利用運送事業の登録とは

利用運送事業の登録とは

 

どんな業種でもそうですが、一人で独立・起業した場合の大きな問題は、事故や病気などで自分が動けなくなると代わりがきかない、補完ができない、という点です。体調を崩した、また、軽貨物自動車運送業の場合、車が故障した、というような事があった時に、仕事ができなくなる、という事です。

また、自分の車で運べない大きさの仕事がきた、という場合も考えられます。

そんな時の対応を考えておくことが大切です。

言い換えれば、自分が動けない時、自分が運べない荷物だった時に、誰かほかの人や業者に代わりに行ってもらう、という事です。

同業の仲間がいればよいでしょう。しかし、誰もいない時、どうしましょう。そんな時は、フランチャイズ系の業者を利用すればよいでしょう。
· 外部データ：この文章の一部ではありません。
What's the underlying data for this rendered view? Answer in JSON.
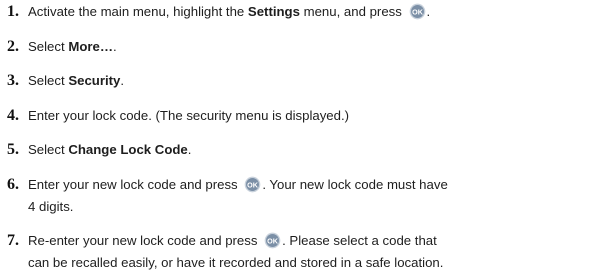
{
  "steps": [
    {
      "number": "1.",
      "pre": "Activate the main menu, highlight the ",
      "bold": "Settings",
      "post": " menu, and press ",
      "icon": "ok-key-icon",
      "end": "."
    },
    {
      "number": "2.",
      "pre": "Select ",
      "bold": "More…",
      "post": "."
    },
    {
      "number": "3.",
      "pre": "Select ",
      "bold": "Security",
      "post": "."
    },
    {
      "number": "4.",
      "text": "Enter your lock code. (The security menu is displayed.)"
    },
    {
      "number": "5.",
      "pre": "Select ",
      "bold": "Change Lock Code",
      "post": "."
    },
    {
      "number": "6.",
      "line1_pre": "Enter your new lock code and press ",
      "icon": "ok-key-icon",
      "line1_post": ". Your new lock code must have",
      "line2": "4 digits."
    },
    {
      "number": "7.",
      "line1_pre": "Re-enter your new lock code and press ",
      "icon": "ok-key-icon",
      "line1_post": ". Please select a code that",
      "line2": "can be recalled easily, or have it recorded and stored in a safe location."
    }
  ],
  "ok_icon": {
    "label": "OK",
    "fill": "#7b8fa6",
    "ring": "#c9d2dc",
    "text_color": "#ffffff"
  }
}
「今日は仕事ができません」「こんな大きな荷物は運べません」「量が多すぎて無理です」、こんな言い訳は、顧客には通じません。そこで仕事を一つ、失ってしまいます。それを避けるために、その時は利益ゼロでも、他業者に譲りましょう。

ただし、自分は運送しないで外注に出す時、「利用運送(第1種)」の登録が必要となります。

これを取らずに外注してしまうと、もしもの時の賠償責任を外注先が負う事になってしまいます。すなわち、顧客が契約もしていない会社に賠償してもらうのです。

当然、運賃(利益)も顧客が外注先に支払う事になります。

利用運送登録は軽貨物事業より要件が高く、費用もそれなりにかかります。

外注先と意思の疎通がうまくいっていれば、利用運送の登録がなくとも、支払いなどはごまかす事ができるでしょう。

この制度のいい所は、顧客にとって、窓口一つで何でも頼めるということがあります。つまり、軽自動車では運べないあの荷物もやってもらおうか、というような場合が出で来るのです。

横のつながりの規模や顧客数が増えれば、ネットワークを構成し、利用運送事業のコントロールセンターとして仕事が発展するかもしれません。

さらには、人を雇って複数車両で行う軽貨物事業への発展も考えられます。